We can use the PowerShell cmdlet Move-Item with the parameters -Path and -Destination. -Path defines the item we want to move and -Destination tells PowerShell where we want it.
The cmdlet will put This inside of ThatNewFolder. It will also move everything that is inside of the This directory. Move-Item can be used to move files or directories, and it works regardless of file path or filename length.
Move-Item -Path This -Destination ThatNewFolder
To make sure it worked, use the cd ThatNewFolder command to get into ThatNewFolder. Then use the dir command to list the directories in ThatNewFolder. You’ll see the This directory is in there.
Delete Directory Using Remove-Item
If we want to delete the This directory, and everything in it, we use the Remove-Item cmdlet.
The Remove-Item cmdlet has some built-in safety that makes it difficult to delete a directory with things inside of it. In our example, we know we want to delete everything, so we’ll use the parameters -Recurse to make it delete everything inside and -Force to make it do that without asking us if we’re sure for every item inside.
Be warned! Recovering anything deleted this way would be extremely difficult. You can try the methods in How to Recover Accidentally Deleted Files, but don’t expect much.
Remove-Item This -Recurse -Force
You can use the dir command again to make sure it is gone.
Make Windows 10 Accept Long File Paths
If you know you’re going to be using long file paths and long file names repeatedly, it’s easier to make Windows work for you. No sense using PowerShell to do the work every day.
There are two ways we can do this. One is for Windows 10 Home users and the other is for Windows 10 Pro or Enterprise users. These methods may work for Windows 8.1 or earlier, but we cannot guarantee that.
Make Windows 10 Home Accept Long File Paths
To make Windows 10 Home accept long file paths, we need to open the Registry Editor. If you haven’t worked in Registry Editor before, be cautious. Accidentally deleting or changing things in here can stop Windows from working completely.
Always make a backup of your registry before making any changes. Learn everything you need to know about that in our Ultimate Guide to Backing Up and Restoring the Windows Registry.
Once you have Registry Editor opened, and your backup made, navigate to the location HKEY_LOCAL_MACHINE\SYSTEM\CurrentControlSet\Control\FileSystem and find the key LongPathsEnabled.

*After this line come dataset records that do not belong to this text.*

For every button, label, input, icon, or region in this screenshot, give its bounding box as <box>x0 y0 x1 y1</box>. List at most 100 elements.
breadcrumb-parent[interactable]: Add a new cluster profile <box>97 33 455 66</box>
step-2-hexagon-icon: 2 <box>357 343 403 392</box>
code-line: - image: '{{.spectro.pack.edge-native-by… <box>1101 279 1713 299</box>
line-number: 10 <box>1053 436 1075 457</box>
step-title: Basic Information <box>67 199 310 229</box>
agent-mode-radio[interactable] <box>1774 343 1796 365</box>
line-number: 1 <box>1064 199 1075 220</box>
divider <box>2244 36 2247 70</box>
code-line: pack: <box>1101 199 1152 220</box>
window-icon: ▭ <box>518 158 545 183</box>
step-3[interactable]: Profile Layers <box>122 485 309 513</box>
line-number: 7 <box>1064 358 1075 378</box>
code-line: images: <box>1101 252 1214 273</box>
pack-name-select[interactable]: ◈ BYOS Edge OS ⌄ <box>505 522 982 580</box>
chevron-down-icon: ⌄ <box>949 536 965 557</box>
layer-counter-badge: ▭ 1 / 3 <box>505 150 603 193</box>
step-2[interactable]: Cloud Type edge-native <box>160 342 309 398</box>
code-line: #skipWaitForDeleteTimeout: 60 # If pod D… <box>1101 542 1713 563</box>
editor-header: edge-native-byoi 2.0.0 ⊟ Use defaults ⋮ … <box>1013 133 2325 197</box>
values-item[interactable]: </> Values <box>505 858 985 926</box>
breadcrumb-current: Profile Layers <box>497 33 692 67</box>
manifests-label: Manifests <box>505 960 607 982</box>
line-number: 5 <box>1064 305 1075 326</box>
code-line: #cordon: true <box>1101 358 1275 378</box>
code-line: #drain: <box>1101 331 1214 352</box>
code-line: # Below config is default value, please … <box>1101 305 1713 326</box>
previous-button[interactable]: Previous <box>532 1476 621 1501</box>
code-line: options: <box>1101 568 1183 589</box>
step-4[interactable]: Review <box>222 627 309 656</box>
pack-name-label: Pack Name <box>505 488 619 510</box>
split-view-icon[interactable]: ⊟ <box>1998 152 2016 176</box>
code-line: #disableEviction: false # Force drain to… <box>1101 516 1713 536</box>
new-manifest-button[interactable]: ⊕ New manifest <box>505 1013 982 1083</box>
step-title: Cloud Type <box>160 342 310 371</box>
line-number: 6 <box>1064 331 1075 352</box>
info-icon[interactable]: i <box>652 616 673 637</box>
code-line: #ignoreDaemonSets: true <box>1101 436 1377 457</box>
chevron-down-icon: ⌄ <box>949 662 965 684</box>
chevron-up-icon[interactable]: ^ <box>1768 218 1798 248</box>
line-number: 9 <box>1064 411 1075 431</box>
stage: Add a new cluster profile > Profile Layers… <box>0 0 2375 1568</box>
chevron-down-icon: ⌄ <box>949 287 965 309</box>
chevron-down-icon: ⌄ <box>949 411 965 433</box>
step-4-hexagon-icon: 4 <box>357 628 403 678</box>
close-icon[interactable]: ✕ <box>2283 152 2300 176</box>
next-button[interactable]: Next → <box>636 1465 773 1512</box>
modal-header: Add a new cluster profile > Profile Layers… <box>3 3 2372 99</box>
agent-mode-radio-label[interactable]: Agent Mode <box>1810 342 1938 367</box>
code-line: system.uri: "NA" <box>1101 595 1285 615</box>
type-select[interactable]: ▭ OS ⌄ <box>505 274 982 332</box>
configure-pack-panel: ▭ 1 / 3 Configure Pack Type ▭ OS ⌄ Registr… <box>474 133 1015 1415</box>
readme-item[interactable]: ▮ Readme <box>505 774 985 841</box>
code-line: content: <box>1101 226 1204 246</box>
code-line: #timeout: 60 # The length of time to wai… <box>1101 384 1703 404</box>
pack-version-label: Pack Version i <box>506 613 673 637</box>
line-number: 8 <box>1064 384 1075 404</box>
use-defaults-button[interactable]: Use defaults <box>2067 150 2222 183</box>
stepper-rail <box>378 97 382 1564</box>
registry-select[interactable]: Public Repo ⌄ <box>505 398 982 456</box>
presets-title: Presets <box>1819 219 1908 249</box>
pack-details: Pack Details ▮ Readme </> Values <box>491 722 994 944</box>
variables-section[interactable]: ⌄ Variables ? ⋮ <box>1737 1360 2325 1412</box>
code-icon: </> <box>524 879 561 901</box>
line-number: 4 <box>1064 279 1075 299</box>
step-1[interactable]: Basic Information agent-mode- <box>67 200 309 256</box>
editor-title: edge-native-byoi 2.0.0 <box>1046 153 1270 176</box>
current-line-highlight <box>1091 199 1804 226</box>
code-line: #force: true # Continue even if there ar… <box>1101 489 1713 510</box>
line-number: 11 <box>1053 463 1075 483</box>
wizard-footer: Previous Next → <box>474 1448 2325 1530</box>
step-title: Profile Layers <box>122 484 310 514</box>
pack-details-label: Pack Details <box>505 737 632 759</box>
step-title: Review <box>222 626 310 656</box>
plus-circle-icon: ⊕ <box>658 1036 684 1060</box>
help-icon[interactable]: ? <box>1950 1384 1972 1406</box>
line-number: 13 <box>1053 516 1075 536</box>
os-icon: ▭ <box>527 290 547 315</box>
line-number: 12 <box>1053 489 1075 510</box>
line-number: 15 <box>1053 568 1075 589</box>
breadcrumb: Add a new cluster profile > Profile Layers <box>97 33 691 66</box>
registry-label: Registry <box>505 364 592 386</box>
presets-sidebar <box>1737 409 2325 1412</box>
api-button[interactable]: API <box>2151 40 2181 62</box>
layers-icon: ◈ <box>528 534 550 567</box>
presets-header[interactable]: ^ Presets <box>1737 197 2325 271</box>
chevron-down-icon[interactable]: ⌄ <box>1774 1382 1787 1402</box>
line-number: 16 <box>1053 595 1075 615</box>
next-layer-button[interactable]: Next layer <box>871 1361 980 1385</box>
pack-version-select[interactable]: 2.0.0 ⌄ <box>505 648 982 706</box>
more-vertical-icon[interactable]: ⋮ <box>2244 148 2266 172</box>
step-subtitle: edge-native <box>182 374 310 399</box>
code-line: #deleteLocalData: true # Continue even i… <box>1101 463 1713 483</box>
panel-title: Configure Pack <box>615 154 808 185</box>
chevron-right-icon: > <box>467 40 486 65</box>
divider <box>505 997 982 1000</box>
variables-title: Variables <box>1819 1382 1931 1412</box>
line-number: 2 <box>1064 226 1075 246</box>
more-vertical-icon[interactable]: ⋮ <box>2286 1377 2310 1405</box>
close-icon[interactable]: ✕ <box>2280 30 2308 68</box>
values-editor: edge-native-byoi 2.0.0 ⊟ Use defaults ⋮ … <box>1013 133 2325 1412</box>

Double-click on LongPathsEnabled. In the Value data: field, make sure the number 1 is in there. Click OK to commit the change.
Exit Registry Editor and you should be able to work with crazy long file paths now.
Make Windows 10 Pro Or Enterprise Accept Long File Paths
To allow Windows 10 Pro or Enterprise to use long file paths, we’re going to use the Group Policy Editor. It’s a tool that allows us to set policies on how Windows operates at the computer and the user levels.
Open the Group Policy Editor by going to the Start menu and typing in gpedit. The top result should be Edit group policy. Double-click on that.
Once the Group Policy Editor opens, navigate to Computer Configuration > Administrative Templates > System > Filesystem. There you’ll see the policy Enable Win32 long paths.
Double-click on it to edit the policy setting. Change it from Disabled to Enabled, then click the OK button to commit the change.
The policy may not take effect right away. You can force the group policy to update, though.
There are some other ways to work around long filenames and file paths, but what we’ve gone through here are the simplest, most effective methods.